- Recap the argument so far and the issues at stake.
- Illus: a friend who has weaned off of heroine who is going back into it.
(read v. 8-11)
v. 9a – “now that you know God—or rather are known by God”
- Q: What distinction is Paul making here and why is it important?
v. 9b – Returning to the weak and worthless principles of the world
- Q: How are idolatry and legalism similar?
- Q: What might idolatry look like in our lives? How can we recognize our idols?
Good quote: “…that most basic question which God poses to each human heart: “Has something or someone besides Jesus the Christ taken title to your heart’s functional trust, preoccupation, loyalty, service, fear and delight?” Questions… bring some of people’s idol systems to the surface. ‘To who or what do you look for life-sustaining stability, security and acceptance? …What do you really want and expect [out of life]? What would [really] make you happy? What would make you an acceptable person? Where do you look for power and success?’ These questions or similar ones tease out whether we serve God or idols, whether we look for salvation from Christ or from false saviors. [This bears] on the immediate motivation of my behavior, thoughts, feelings. In the Bible’s conceptualization, the motivation question is the lordship question: who or what “rules my behavior, the Lord or an idol?”

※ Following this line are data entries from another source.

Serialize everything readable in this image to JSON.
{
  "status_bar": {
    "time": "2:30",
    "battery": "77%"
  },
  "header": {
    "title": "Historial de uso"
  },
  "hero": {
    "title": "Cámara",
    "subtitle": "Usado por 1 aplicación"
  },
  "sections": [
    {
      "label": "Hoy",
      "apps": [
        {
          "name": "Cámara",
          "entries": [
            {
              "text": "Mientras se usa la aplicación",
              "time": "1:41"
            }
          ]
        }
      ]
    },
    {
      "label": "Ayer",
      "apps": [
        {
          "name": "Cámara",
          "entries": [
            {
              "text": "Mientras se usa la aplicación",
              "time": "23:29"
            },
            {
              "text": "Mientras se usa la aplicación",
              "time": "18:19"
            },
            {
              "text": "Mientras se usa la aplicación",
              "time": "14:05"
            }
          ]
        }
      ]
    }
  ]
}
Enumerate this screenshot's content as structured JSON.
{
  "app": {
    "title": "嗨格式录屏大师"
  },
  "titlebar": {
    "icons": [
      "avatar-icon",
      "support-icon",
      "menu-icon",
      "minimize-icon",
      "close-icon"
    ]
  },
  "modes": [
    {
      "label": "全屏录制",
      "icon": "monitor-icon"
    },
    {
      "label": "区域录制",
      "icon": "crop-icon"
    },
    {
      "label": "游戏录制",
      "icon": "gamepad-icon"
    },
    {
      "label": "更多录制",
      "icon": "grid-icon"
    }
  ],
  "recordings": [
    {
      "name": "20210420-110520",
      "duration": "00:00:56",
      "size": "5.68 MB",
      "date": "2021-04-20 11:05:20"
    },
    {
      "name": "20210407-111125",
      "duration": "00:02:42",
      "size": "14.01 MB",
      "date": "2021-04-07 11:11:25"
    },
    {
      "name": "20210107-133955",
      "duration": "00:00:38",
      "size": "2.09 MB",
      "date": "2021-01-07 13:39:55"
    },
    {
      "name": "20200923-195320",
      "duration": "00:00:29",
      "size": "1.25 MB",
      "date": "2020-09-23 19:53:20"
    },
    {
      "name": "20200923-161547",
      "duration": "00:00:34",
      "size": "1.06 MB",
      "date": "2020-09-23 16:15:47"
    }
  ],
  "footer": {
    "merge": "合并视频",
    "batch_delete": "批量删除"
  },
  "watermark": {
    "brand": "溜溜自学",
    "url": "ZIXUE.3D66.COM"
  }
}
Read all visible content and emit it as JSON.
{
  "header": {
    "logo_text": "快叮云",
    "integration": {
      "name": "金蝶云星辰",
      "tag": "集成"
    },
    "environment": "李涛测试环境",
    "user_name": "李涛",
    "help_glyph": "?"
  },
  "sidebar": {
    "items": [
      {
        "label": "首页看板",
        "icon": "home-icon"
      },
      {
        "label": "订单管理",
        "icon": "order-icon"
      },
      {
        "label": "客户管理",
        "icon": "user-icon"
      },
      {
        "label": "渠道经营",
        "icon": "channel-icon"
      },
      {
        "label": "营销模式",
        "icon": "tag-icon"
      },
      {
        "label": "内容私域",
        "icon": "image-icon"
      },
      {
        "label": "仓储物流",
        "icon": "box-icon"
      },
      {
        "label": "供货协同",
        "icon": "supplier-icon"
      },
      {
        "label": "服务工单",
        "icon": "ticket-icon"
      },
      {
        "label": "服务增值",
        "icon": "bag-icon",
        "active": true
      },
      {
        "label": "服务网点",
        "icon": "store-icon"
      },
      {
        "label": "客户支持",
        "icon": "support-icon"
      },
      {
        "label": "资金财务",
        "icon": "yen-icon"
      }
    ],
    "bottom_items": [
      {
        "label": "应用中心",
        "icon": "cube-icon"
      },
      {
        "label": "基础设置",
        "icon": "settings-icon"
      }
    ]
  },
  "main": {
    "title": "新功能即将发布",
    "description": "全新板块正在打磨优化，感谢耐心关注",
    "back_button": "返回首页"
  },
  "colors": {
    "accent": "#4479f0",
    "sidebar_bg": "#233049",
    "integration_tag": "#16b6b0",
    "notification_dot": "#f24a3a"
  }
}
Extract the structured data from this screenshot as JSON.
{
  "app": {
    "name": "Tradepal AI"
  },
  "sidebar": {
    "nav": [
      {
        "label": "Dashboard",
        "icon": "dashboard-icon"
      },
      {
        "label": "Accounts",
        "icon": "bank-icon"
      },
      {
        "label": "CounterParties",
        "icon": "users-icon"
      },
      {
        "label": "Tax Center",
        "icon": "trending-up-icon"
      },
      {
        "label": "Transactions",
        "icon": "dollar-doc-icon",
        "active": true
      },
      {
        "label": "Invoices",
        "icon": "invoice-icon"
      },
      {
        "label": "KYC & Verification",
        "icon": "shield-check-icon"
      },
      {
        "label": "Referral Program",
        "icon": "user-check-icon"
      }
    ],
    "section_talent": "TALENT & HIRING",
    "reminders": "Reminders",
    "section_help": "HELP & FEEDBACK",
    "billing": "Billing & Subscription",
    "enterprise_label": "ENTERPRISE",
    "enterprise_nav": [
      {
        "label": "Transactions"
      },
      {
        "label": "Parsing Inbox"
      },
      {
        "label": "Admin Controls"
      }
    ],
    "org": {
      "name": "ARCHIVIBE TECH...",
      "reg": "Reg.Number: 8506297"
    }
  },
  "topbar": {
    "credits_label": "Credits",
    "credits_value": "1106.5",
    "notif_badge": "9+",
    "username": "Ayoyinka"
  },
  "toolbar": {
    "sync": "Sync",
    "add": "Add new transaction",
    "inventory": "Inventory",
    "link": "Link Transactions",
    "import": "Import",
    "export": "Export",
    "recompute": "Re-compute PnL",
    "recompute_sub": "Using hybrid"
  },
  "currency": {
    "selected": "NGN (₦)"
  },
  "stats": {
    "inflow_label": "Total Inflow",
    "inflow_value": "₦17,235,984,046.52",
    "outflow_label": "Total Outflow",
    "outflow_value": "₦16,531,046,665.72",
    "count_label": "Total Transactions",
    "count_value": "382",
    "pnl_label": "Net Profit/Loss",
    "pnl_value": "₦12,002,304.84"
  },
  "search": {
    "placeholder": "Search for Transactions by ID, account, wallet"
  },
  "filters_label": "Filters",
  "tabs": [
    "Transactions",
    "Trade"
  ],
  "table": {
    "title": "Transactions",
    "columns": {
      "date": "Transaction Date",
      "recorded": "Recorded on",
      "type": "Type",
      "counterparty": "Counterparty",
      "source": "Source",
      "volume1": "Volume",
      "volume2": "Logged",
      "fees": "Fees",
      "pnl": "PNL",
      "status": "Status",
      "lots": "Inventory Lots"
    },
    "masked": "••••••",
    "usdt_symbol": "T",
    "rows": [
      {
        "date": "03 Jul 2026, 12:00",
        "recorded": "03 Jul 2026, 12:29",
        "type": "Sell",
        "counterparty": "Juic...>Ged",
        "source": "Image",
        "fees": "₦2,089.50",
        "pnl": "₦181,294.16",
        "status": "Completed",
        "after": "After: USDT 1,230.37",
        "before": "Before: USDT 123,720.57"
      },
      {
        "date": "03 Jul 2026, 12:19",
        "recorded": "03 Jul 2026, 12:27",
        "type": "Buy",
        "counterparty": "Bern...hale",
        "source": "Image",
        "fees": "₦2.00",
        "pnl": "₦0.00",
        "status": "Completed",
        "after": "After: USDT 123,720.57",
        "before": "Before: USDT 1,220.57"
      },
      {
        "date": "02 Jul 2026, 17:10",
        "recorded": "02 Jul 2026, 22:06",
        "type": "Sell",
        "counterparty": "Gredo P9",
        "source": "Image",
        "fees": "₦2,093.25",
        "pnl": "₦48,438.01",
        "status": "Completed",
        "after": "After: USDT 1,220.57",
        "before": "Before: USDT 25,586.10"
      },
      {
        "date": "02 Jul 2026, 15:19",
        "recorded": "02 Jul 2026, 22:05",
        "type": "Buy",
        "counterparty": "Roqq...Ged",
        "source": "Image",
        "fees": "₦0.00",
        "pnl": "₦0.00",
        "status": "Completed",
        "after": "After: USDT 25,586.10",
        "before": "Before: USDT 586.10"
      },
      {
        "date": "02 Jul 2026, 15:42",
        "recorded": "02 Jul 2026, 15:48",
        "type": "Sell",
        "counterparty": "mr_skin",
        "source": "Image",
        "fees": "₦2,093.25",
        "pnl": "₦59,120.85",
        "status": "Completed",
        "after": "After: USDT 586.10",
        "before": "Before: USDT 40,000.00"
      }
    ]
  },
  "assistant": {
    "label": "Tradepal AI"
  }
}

— David Powlison, “Idols of the Heart and Vanity Fair”
(read v. 12-20)
Up until this point Paul has been contrasting his doctrine with the false teachers’ doctrine. Here he is not doing that so much as he is contrasting their ministries.
Q: What are some of the differences between the false teachers’ approach and Paul’s approach to the Galatians?
Q: How have the Galatians changed since Paul’s initial visit with them?
- Lost their joy (15)
- Paul is their enemy (16)
Q: Why would legalism lead to a loss of joy?